Aiming for a luxurious, feminine, and richly detailed feel, Farran sought to challenge the way environmentally conscious products have been presented in the past. “We wanted to stay away from anything that felt too stereotypically eco-friendly, and we wanted to have clear international appeal,” she says. “As with any site, it is a constant work in progress, but I am proud of what we’ve created so far. I’m excited to continue expanding the site and its features. There are so many opportunities to push the boundaries even further.”

The designers and brand selected for the site must adhere to its Kind Code, which takes into consideration environmental impact, philanthropic contributions, whether the pieces are made by female creators or support emerging economies. “The vast majority of our designers are making an impact in more then one of these categories. In the simplest terms, a Fashionkind designer honors its workers with fair wages and safe working conditions and is mindful of how its supply chain affects the environment and local economies,” says Farran. “For our research, we conduct extensive interviews to delve into a brand’s story and culture, which sometimes necessitates traveling (when it’s safe). We also review any research-backed certifications or evaluations, though these are not a requirement. While we can’t guarantee we know everything that goes on behind the scenes, we are as diligent as possible.”

Audiences may know Bush from her roles on series like One Tree Hill and Chicago P.D. With her lifelong interest in fashion, love of vintage, and appreciation for idiosyncratic icons like Fran Liebowitz, Tracee Ellis Ross, and TyLynn Nguyen, Bush brings a modern perspective on style to the table. Impressed by the range of offerings and modern aesthetic that unites the disparate pieces that feature on-site, Bush was drawn to FashionKind from the start. Still, it was Farran’s expertise that made her want to move from customer to partner. “I loved that Nina was approaching the business from a high-design, high-fashion standpoint, which runs counter to what people assume eco-friendly fashion is about,” says Bush. “I also appreciate that she has a background in finance and thinks about this concept not simply in fashion terms, but to build an incredibly impactful business that could change and recalibrate the luxury experience.”

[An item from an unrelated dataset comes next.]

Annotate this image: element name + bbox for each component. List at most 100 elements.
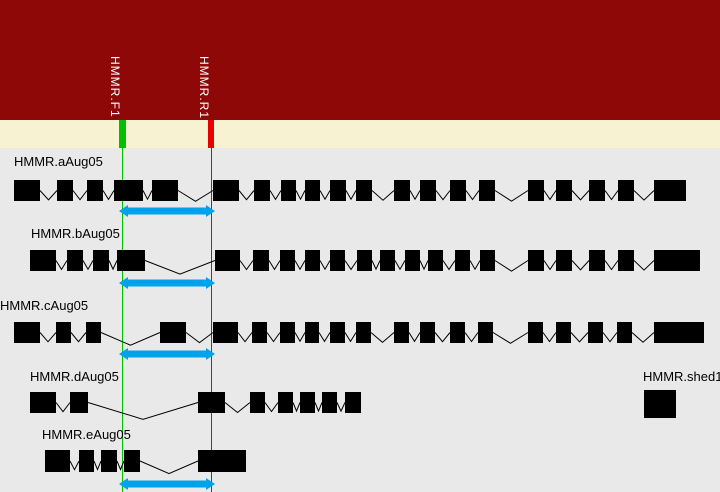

An advocate for environmentalism since the start of her career, Bush has aligned with several action groups and charities over the years—Global Green, Green Cross International, and Pencils of Promise among them—but stepping into the retail space felt especially meaningful. “Fashion is one of the top polluter industries on earth, but it’s also not going anywhere,” she says. “I am excited to have the opportunity to work on creating and encouraging change from within. Every company I’ve ever been involved with, as an advisor or an investor, has addressed a societal need with innovation, and that’s exactly what FashionKind is doing.”

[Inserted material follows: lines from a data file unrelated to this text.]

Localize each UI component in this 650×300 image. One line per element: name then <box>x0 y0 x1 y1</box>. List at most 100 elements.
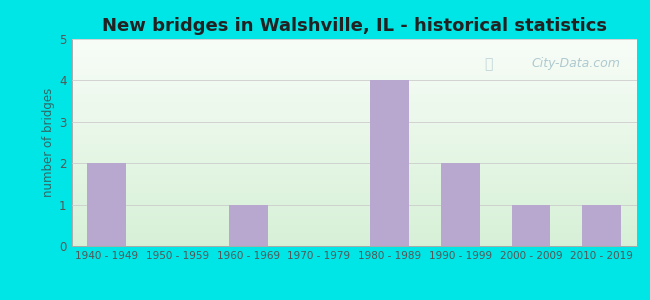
Bar <box>512 205 551 246</box>
Bar <box>72 76 637 77</box>
Bar <box>72 175 637 176</box>
Bar <box>72 194 637 195</box>
Bar <box>72 96 637 97</box>
Bar <box>72 173 637 175</box>
Bar <box>72 236 637 237</box>
Bar <box>72 151 637 152</box>
Bar <box>72 93 637 94</box>
Bar <box>72 161 637 162</box>
Bar <box>72 140 637 142</box>
Bar <box>72 192 637 193</box>
Bar <box>72 142 637 143</box>
Bar <box>72 50 637 51</box>
Bar <box>72 238 637 239</box>
Bar <box>72 87 637 88</box>
Bar <box>72 134 637 135</box>
Bar <box>72 197 637 198</box>
Bar <box>72 228 637 230</box>
Bar <box>72 217 637 218</box>
Bar <box>72 227 637 228</box>
Bar <box>72 77 637 78</box>
Bar <box>72 78 637 80</box>
Bar <box>72 137 637 138</box>
Bar <box>72 128 637 129</box>
Bar <box>72 237 637 238</box>
Bar <box>72 72 637 73</box>
Bar <box>72 92 637 93</box>
Bar <box>72 129 637 130</box>
Bar <box>370 80 409 246</box>
Bar <box>72 181 637 182</box>
Bar <box>72 46 637 47</box>
Bar <box>72 104 637 105</box>
Bar <box>72 85 637 87</box>
Bar <box>72 170 637 172</box>
Bar <box>72 136 637 137</box>
Bar <box>72 206 637 207</box>
Bar <box>72 234 637 235</box>
Bar <box>72 185 637 186</box>
Bar <box>72 52 637 53</box>
Bar <box>72 202 637 203</box>
Bar <box>72 220 637 221</box>
Bar <box>72 47 637 48</box>
Bar <box>72 189 637 190</box>
Bar <box>72 193 637 194</box>
Bar <box>72 103 637 104</box>
Bar <box>72 148 637 149</box>
Bar <box>72 195 637 196</box>
Bar <box>72 198 637 200</box>
Bar <box>72 172 637 173</box>
Bar <box>72 42 637 43</box>
Bar <box>72 182 637 183</box>
Bar <box>72 187 637 188</box>
Bar <box>72 244 637 245</box>
Bar <box>72 207 637 208</box>
Bar <box>72 186 637 187</box>
Bar <box>72 157 637 158</box>
Bar <box>72 178 637 179</box>
Bar <box>72 162 637 163</box>
Bar <box>72 71 637 72</box>
Bar <box>72 160 637 161</box>
Bar <box>72 73 637 74</box>
Bar <box>72 126 637 127</box>
Bar <box>72 95 637 96</box>
Bar <box>72 218 637 219</box>
Bar <box>72 208 637 209</box>
Bar <box>72 55 637 56</box>
Bar <box>72 164 637 165</box>
Bar <box>72 149 637 150</box>
Bar <box>72 57 637 58</box>
Bar <box>72 75 637 76</box>
Bar <box>72 80 637 81</box>
Bar <box>72 219 637 220</box>
Bar <box>72 146 637 147</box>
Bar <box>72 105 637 106</box>
Bar <box>72 166 637 167</box>
Bar <box>72 242 637 243</box>
Bar <box>72 66 637 67</box>
Bar <box>72 158 637 159</box>
Bar <box>72 100 637 101</box>
Bar <box>72 205 637 206</box>
Bar <box>72 125 637 126</box>
Bar <box>72 124 637 125</box>
Bar <box>72 83 637 85</box>
Bar <box>72 177 637 178</box>
Bar <box>72 154 637 155</box>
Bar <box>72 89 637 90</box>
Bar <box>72 99 637 100</box>
Bar <box>72 191 637 192</box>
Bar <box>72 190 637 191</box>
Bar <box>72 180 637 181</box>
Bar <box>72 112 637 113</box>
Bar <box>72 200 637 202</box>
Bar <box>72 118 637 119</box>
Bar <box>72 241 637 242</box>
Bar <box>229 205 268 246</box>
Bar <box>72 165 637 166</box>
Bar <box>72 43 637 44</box>
Bar <box>72 152 637 153</box>
Bar <box>72 110 637 111</box>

During the pandemic, Bush has been going through her wardrobe and whittling her closet down to the essentials—a task that has made her reevaluate her relationship with clothing. “I’ve begun to pay more attention to how I feel in things, not just what I’m drawn to aesthetically,” she says. “Once I got past the first three months of quarantine loungewear, I really started to investigate my tendencies and attractions in fashion. It’s been illuminating.”

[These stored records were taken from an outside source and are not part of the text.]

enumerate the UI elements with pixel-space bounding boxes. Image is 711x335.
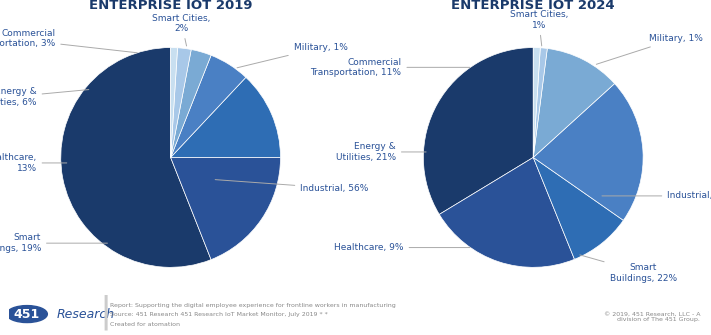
Title: ENTERPRISE IOT 2019: ENTERPRISE IOT 2019: [89, 0, 252, 12]
Text: Industrial, 56%: Industrial, 56%: [215, 180, 369, 193]
Text: 451: 451: [14, 308, 40, 321]
Wedge shape: [423, 48, 533, 214]
Wedge shape: [60, 48, 211, 267]
Wedge shape: [533, 48, 540, 157]
Text: Smart Cities,
1%: Smart Cities, 1%: [510, 10, 568, 46]
Wedge shape: [439, 157, 574, 267]
Text: Source: 451 Research 451 Research IoT Market Monitor, July 2019 * *: Source: 451 Research 451 Research IoT Ma…: [110, 312, 328, 317]
Text: Created for atomation: Created for atomation: [110, 322, 180, 327]
Title: ENTERPRISE IOT 2024: ENTERPRISE IOT 2024: [451, 0, 615, 12]
Text: |: |: [99, 294, 112, 330]
Text: Military, 1%: Military, 1%: [237, 43, 348, 68]
Wedge shape: [171, 48, 178, 157]
Text: Industrial, 33%: Industrial, 33%: [602, 191, 711, 200]
Text: Energy &
Utilities, 21%: Energy & Utilities, 21%: [336, 142, 426, 162]
Circle shape: [6, 306, 48, 323]
Text: Smart Cities,
2%: Smart Cities, 2%: [152, 14, 211, 46]
Text: Energy &
Utilities, 6%: Energy & Utilities, 6%: [0, 87, 89, 107]
Wedge shape: [533, 157, 624, 259]
Wedge shape: [171, 55, 246, 157]
Wedge shape: [171, 157, 281, 260]
Wedge shape: [171, 50, 211, 157]
Text: Healthcare,
13%: Healthcare, 13%: [0, 153, 67, 173]
Wedge shape: [533, 48, 547, 157]
Wedge shape: [171, 48, 191, 157]
Text: Healthcare, 9%: Healthcare, 9%: [334, 243, 470, 252]
Text: Commercial
Transportation, 11%: Commercial Transportation, 11%: [311, 58, 470, 77]
Wedge shape: [171, 77, 281, 157]
Text: Military, 1%: Military, 1%: [597, 34, 702, 64]
Wedge shape: [533, 83, 643, 220]
Text: © 2019, 451 Research, LLC - A
division of The 451 Group.: © 2019, 451 Research, LLC - A division o…: [604, 312, 700, 322]
Wedge shape: [533, 49, 614, 157]
Text: Report: Supporting the digital employee experience for frontline workers in manu: Report: Supporting the digital employee …: [110, 303, 396, 308]
Text: Research: Research: [57, 308, 114, 321]
Text: Smart
Buildings, 19%: Smart Buildings, 19%: [0, 233, 107, 253]
Text: Smart
Buildings, 22%: Smart Buildings, 22%: [580, 255, 677, 282]
Text: Commercial
Transportation, 3%: Commercial Transportation, 3%: [0, 29, 137, 53]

Bush’s wardrobe revision mirrors what many have experienced in the last year. With priorities changed thanks to the pandemic and a greater understanding of fashion’s environmental impact, consumers have altered their spending habits, investing in brands whose message is as compelling as their merchandise. “Today’s consumer is looking for something more meaningful, and to make a difference with their purchases,” says Bush. “Something beyond the latest It bag that every influencer is carrying. They want to support companies that reflect their personal values.” Precisely what FashionKind aims to offer. “Ultimately, we are hoping that we can be instrumental in changing their relationship to consumption,” says Farran. “I hope that [people] find the experience to be something of a revelation, that luxury shopping can be joyful and offer up the unexpected. I hope they’ll find beautiful pieces that they love and that they’ll keep and wear for seasons to come because they feel a stronger sense of connection.”